ABD-İsrail İlişkilerinde “Tektonik Kayma” mı?


ABD-İsrail İlişkilerinde “Tektonik Kayma” mı?

Yazan  05 Nisan 2010
İsrail ABD için stratejik bir kart mı, yoksa yük mü? Bu soruyu eskiden sadece Washington’da etkisi olmayan marjinal kişi ve gruplar yüksek sesle sorabilirdi. Şimdi bu durumun biraz değiştiği söylenebilir.

New York Times yazarı Roger Cohen'in dediği gibi, eskiden İsrail'i açıkça ve keskin bir şekilde eleştirenler ya anti-Semitik ya da "kendinden nefret eden Yahudi" damgasını yerdi. Bu da artık çok daha az sık gerçekleşiyor.

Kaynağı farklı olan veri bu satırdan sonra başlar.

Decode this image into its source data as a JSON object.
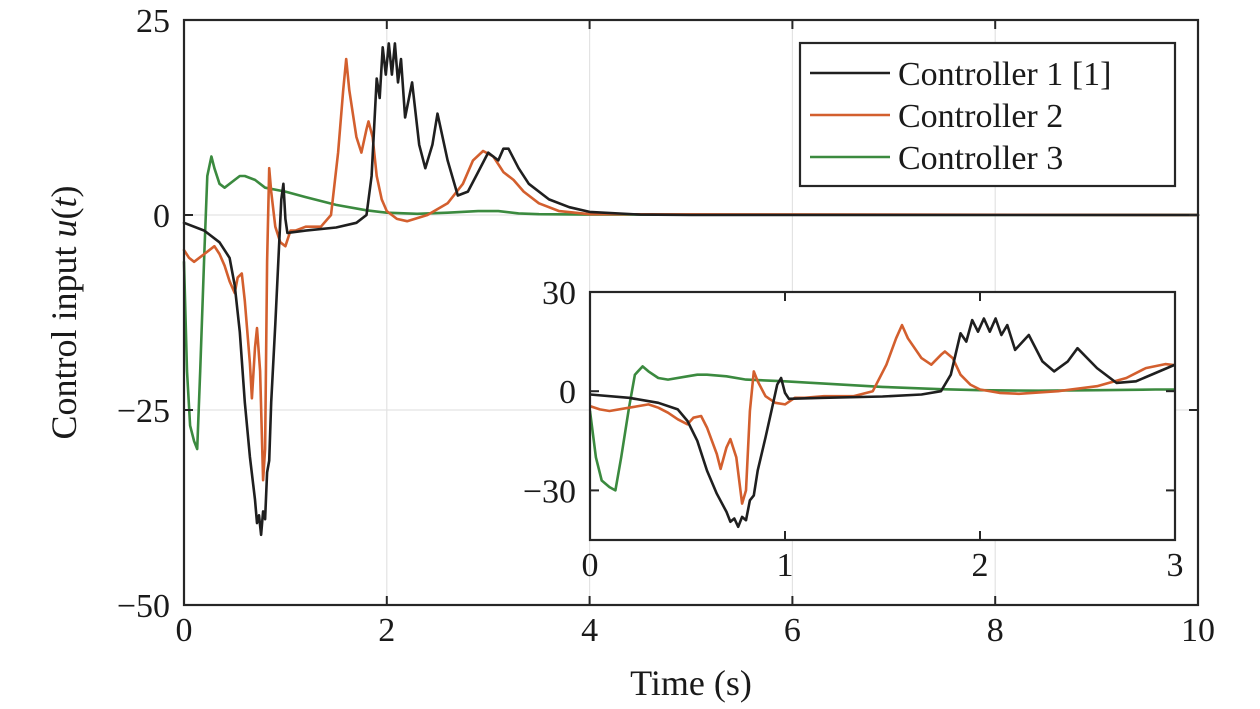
{
  "chart_data": [
    {
      "type": "line",
      "role": "main",
      "xlabel": "Time (s)",
      "ylabel_prefix": "Control input ",
      "ylabel_var": "u",
      "ylabel_paren_open": "(",
      "ylabel_arg": "t",
      "ylabel_paren_close": ")",
      "xlim": [
        0,
        10
      ],
      "ylim": [
        -50,
        25
      ],
      "xticks": [
        0,
        2,
        4,
        6,
        8,
        10
      ],
      "yticks": [
        -50,
        -25,
        0,
        25
      ],
      "xtick_labels": [
        "0",
        "2",
        "4",
        "6",
        "8",
        "10"
      ],
      "ytick_labels": [
        "−50",
        "−25",
        "0",
        "25"
      ],
      "grid": true,
      "legend_position": "top-right",
      "series": [
        {
          "name": "Controller 1 [1]",
          "color": "#1f1f1f",
          "points": [
            [
              0,
              -1
            ],
            [
              0.2,
              -2
            ],
            [
              0.35,
              -3.5
            ],
            [
              0.45,
              -5.5
            ],
            [
              0.5,
              -9
            ],
            [
              0.55,
              -15
            ],
            [
              0.6,
              -24
            ],
            [
              0.65,
              -31
            ],
            [
              0.7,
              -36.5
            ],
            [
              0.72,
              -39.5
            ],
            [
              0.74,
              -38.5
            ],
            [
              0.76,
              -41
            ],
            [
              0.78,
              -38
            ],
            [
              0.8,
              -39
            ],
            [
              0.82,
              -33
            ],
            [
              0.84,
              -31.5
            ],
            [
              0.86,
              -24
            ],
            [
              0.9,
              -14
            ],
            [
              0.93,
              -6
            ],
            [
              0.96,
              2
            ],
            [
              0.98,
              4
            ],
            [
              1.0,
              -0.5
            ],
            [
              1.02,
              -2.3
            ],
            [
              1.2,
              -2
            ],
            [
              1.5,
              -1.6
            ],
            [
              1.7,
              -1
            ],
            [
              1.8,
              0
            ],
            [
              1.85,
              5
            ],
            [
              1.9,
              17.5
            ],
            [
              1.93,
              15
            ],
            [
              1.96,
              21.5
            ],
            [
              1.99,
              18
            ],
            [
              2.02,
              22
            ],
            [
              2.05,
              18
            ],
            [
              2.08,
              22
            ],
            [
              2.11,
              17
            ],
            [
              2.14,
              20
            ],
            [
              2.18,
              12.5
            ],
            [
              2.25,
              17
            ],
            [
              2.32,
              9
            ],
            [
              2.38,
              6
            ],
            [
              2.45,
              9
            ],
            [
              2.5,
              13
            ],
            [
              2.6,
              7
            ],
            [
              2.7,
              2.5
            ],
            [
              2.8,
              3
            ],
            [
              2.9,
              5.5
            ],
            [
              3.0,
              8
            ],
            [
              3.1,
              7
            ],
            [
              3.15,
              8.5
            ],
            [
              3.2,
              8.5
            ],
            [
              3.3,
              6
            ],
            [
              3.4,
              4
            ],
            [
              3.6,
              2
            ],
            [
              3.8,
              1
            ],
            [
              4.0,
              0.4
            ],
            [
              4.5,
              0.05
            ],
            [
              5.0,
              0
            ],
            [
              10,
              0
            ]
          ]
        },
        {
          "name": "Controller 2",
          "color": "#d35f2e",
          "points": [
            [
              0,
              -4.5
            ],
            [
              0.05,
              -5.5
            ],
            [
              0.1,
              -6
            ],
            [
              0.2,
              -5
            ],
            [
              0.3,
              -4
            ],
            [
              0.35,
              -5
            ],
            [
              0.4,
              -6.5
            ],
            [
              0.45,
              -8.5
            ],
            [
              0.5,
              -10
            ],
            [
              0.53,
              -8
            ],
            [
              0.57,
              -7.5
            ],
            [
              0.6,
              -11
            ],
            [
              0.65,
              -19
            ],
            [
              0.67,
              -23.5
            ],
            [
              0.7,
              -17
            ],
            [
              0.72,
              -14.5
            ],
            [
              0.75,
              -20
            ],
            [
              0.78,
              -34
            ],
            [
              0.8,
              -30
            ],
            [
              0.82,
              -6
            ],
            [
              0.84,
              6
            ],
            [
              0.86,
              3
            ],
            [
              0.9,
              -1.5
            ],
            [
              0.95,
              -3.5
            ],
            [
              1.0,
              -4
            ],
            [
              1.05,
              -2
            ],
            [
              1.1,
              -2
            ],
            [
              1.2,
              -1.5
            ],
            [
              1.35,
              -1.5
            ],
            [
              1.45,
              0
            ],
            [
              1.52,
              8
            ],
            [
              1.57,
              16
            ],
            [
              1.6,
              20
            ],
            [
              1.63,
              16
            ],
            [
              1.7,
              10
            ],
            [
              1.75,
              8
            ],
            [
              1.8,
              11
            ],
            [
              1.82,
              12
            ],
            [
              1.86,
              10
            ],
            [
              1.9,
              5
            ],
            [
              1.95,
              2
            ],
            [
              2.0,
              0.5
            ],
            [
              2.1,
              -0.5
            ],
            [
              2.2,
              -0.8
            ],
            [
              2.4,
              0
            ],
            [
              2.6,
              1.5
            ],
            [
              2.75,
              4
            ],
            [
              2.85,
              7
            ],
            [
              2.95,
              8.2
            ],
            [
              3.05,
              7.5
            ],
            [
              3.15,
              5.5
            ],
            [
              3.25,
              4.5
            ],
            [
              3.35,
              3
            ],
            [
              3.5,
              1.5
            ],
            [
              3.7,
              0.5
            ],
            [
              4.0,
              0.1
            ],
            [
              10,
              0
            ]
          ]
        },
        {
          "name": "Controller 3",
          "color": "#3b8a3f",
          "points": [
            [
              0,
              -6
            ],
            [
              0.03,
              -20
            ],
            [
              0.06,
              -27
            ],
            [
              0.1,
              -29
            ],
            [
              0.13,
              -30
            ],
            [
              0.16,
              -20
            ],
            [
              0.2,
              -5
            ],
            [
              0.23,
              5
            ],
            [
              0.27,
              7.5
            ],
            [
              0.3,
              6
            ],
            [
              0.35,
              4
            ],
            [
              0.4,
              3.5
            ],
            [
              0.5,
              4.5
            ],
            [
              0.55,
              5
            ],
            [
              0.6,
              5
            ],
            [
              0.7,
              4.5
            ],
            [
              0.8,
              3.5
            ],
            [
              1.0,
              3
            ],
            [
              1.2,
              2.3
            ],
            [
              1.5,
              1.3
            ],
            [
              1.8,
              0.6
            ],
            [
              2.0,
              0.3
            ],
            [
              2.3,
              0.15
            ],
            [
              2.6,
              0.3
            ],
            [
              2.9,
              0.5
            ],
            [
              3.1,
              0.5
            ],
            [
              3.3,
              0.2
            ],
            [
              3.5,
              0.1
            ],
            [
              4.0,
              0.05
            ],
            [
              10,
              0
            ]
          ]
        }
      ]
    },
    {
      "type": "line",
      "role": "inset",
      "xlim": [
        0,
        3
      ],
      "ylim": [
        -45,
        30
      ],
      "xticks": [
        0,
        1,
        2,
        3
      ],
      "yticks": [
        -30,
        0,
        30
      ],
      "xtick_labels": [
        "0",
        "1",
        "2",
        "3"
      ],
      "ytick_labels": [
        "−30",
        "0",
        "30"
      ],
      "grid": false
    }
  ]
}
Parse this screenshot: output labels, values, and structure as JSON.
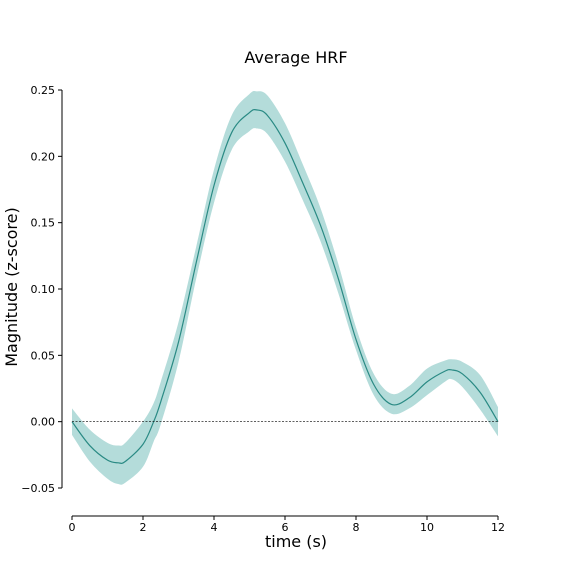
{
  "chart_data": {
    "type": "line",
    "title": "Average HRF",
    "xlabel": "time (s)",
    "ylabel": "Magnitude (z-score)",
    "xlim": [
      0,
      12
    ],
    "ylim": [
      -0.05,
      0.25
    ],
    "xticks": [
      0,
      2,
      4,
      6,
      8,
      10,
      12
    ],
    "xtick_labels": [
      "0",
      "2",
      "4",
      "6",
      "8",
      "10",
      "12"
    ],
    "yticks": [
      -0.05,
      0.0,
      0.05,
      0.1,
      0.15,
      0.2,
      0.25
    ],
    "ytick_labels": [
      "−0.05",
      "0.00",
      "0.05",
      "0.10",
      "0.15",
      "0.20",
      "0.25"
    ],
    "reference_line": {
      "y": 0,
      "style": "dotted"
    },
    "grid": false,
    "colors": {
      "line": "#2a8a84",
      "band": "#a7d6d3"
    },
    "series": [
      {
        "x": [
          0,
          0.5,
          1.0,
          1.3,
          1.5,
          2.0,
          2.3,
          2.5,
          3.0,
          3.5,
          4.0,
          4.5,
          5.0,
          5.2,
          5.5,
          6.0,
          6.5,
          7.0,
          7.5,
          8.0,
          8.5,
          9.0,
          9.5,
          10.0,
          10.5,
          10.7,
          11.0,
          11.5,
          12.0
        ],
        "y": [
          0.0,
          -0.018,
          -0.029,
          -0.031,
          -0.03,
          -0.017,
          0.0,
          0.015,
          0.06,
          0.12,
          0.178,
          0.218,
          0.233,
          0.235,
          0.231,
          0.21,
          0.18,
          0.148,
          0.108,
          0.062,
          0.028,
          0.013,
          0.018,
          0.03,
          0.038,
          0.039,
          0.036,
          0.022,
          0.0
        ],
        "lower": [
          -0.01,
          -0.03,
          -0.043,
          -0.047,
          -0.046,
          -0.034,
          -0.015,
          -0.002,
          0.045,
          0.108,
          0.165,
          0.205,
          0.219,
          0.221,
          0.217,
          0.196,
          0.167,
          0.136,
          0.097,
          0.054,
          0.02,
          0.006,
          0.01,
          0.02,
          0.03,
          0.032,
          0.026,
          0.009,
          -0.011
        ],
        "upper": [
          0.01,
          -0.006,
          -0.016,
          -0.018,
          -0.016,
          0.0,
          0.014,
          0.03,
          0.075,
          0.132,
          0.19,
          0.231,
          0.247,
          0.249,
          0.246,
          0.225,
          0.194,
          0.161,
          0.119,
          0.071,
          0.036,
          0.021,
          0.027,
          0.04,
          0.046,
          0.047,
          0.045,
          0.035,
          0.011
        ]
      }
    ]
  }
}
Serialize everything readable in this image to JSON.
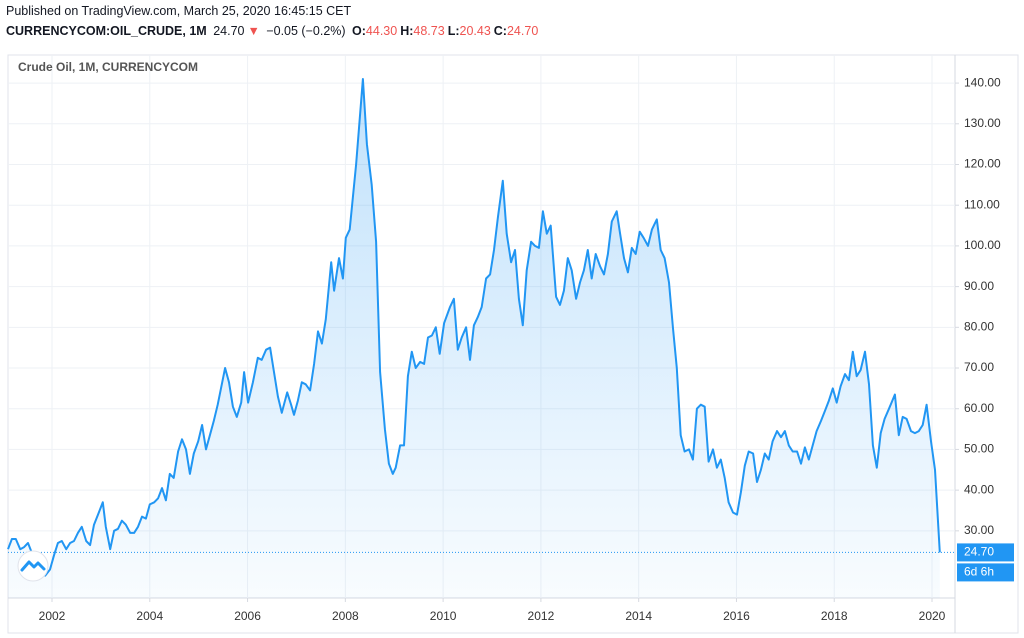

ABD-İsrail ilişkilerinde yaşanan soğuma geçici bir sorun mu yoksa bazılarının iddia ettiği gibi bir "tektonik kayma" ve "paradigma değişimi" mi? Son dönemde ABD'de İsrail konusundaki tabunun yıkıldığı söylenebilir. Obama Yönetimi Müslüman dünya ile barışmayı dış politika öncelikleri arasında görüyor. Bunun için de kayıtsız şartsız İsrail'i destekler görünmekten kaçınmak ve barış sürecinde anlamlı bir ilerleme kaydetmek istiyor. Bu konudaki niyetini göreve gelir gelmez konuyla ilgili özel temsilci atayarak gösterdi. Ama geçtiğimiz 15 aylık dönemde Obama bölgeye birçok temsilcisini göndermesine rağmen İsrail'e önemli bir ödün verdirtmekte başarılı olamadı. Tarihin muhtemelen en sağcı İsrail hükümeti, Filistinlilerin bölünmüşlüğü, yaklaşan ABD Kongre seçimleri gibi faktörler barış konusunda çok umutlu olmayı hala zorlaştırıyor. Ancak İran'a karşı Arap ve Müslüman kamuoyunu daha fazla yanına çekmek için barış sürecinde ilerleme kaydetme ihtiyacı, Obama'nın barışın gerekli ve mümkün olduğuna dair inancı, İsrail ile ilgili algıda yaşanan olumsuz değişim ise ABD'nin konuyu kovalamaya devam edebileceğini gösteriyor. Ayrıca Joe Biden ziyareti sırasında ve sonrasında yaşananlar, Obama'nın Beyaz Saray'daki görüşmede Netanyahu'ya karşı koyduğu kesin tavır, Arap ve Müslüman dünyada yaratılan beklentiler de bu listeye eklenebilir. Bunların yanında ABD'deki şahinlerin büyük saygı duyduğu kahramanlardan olan Merkez Kuvvetler Komutanı David Petreaus'un da Arap-İsrail çatışmasının Afganistan'dan Irak'a Amerikan operasyonlarının başarısına ve askerlerinin güvenliğine olumsuz etki ettiğini belirtmesi de çok önemlidir. İran'ın bölgede artan etkisi ve nükleer güç sahibi olma isteği ile Arap-İsrail sorunu arasında varlığı inkar edilemeyecek bir ilişki vardır. İran, başka şeylerin yanında, İsrail'e karşı direnen grupların destekçisi konumu elde ederek "Arap sokağında" önemli bir destek kazanmıştır. İran'ın yükselmesinden endişelenen ve çok büyük bölümü ciddi meşruiyet problemleri olan Arap devletleri bu durumu göz ardı edemez ve artık bir şey almadan İsrail'e ödün veremezler. Obama Yönetimi de barış sürecine işlerlik kazandırmak için İsrail'in ilk adımı atması ya da buna zorlanması gerektiğinin farkında gibidir.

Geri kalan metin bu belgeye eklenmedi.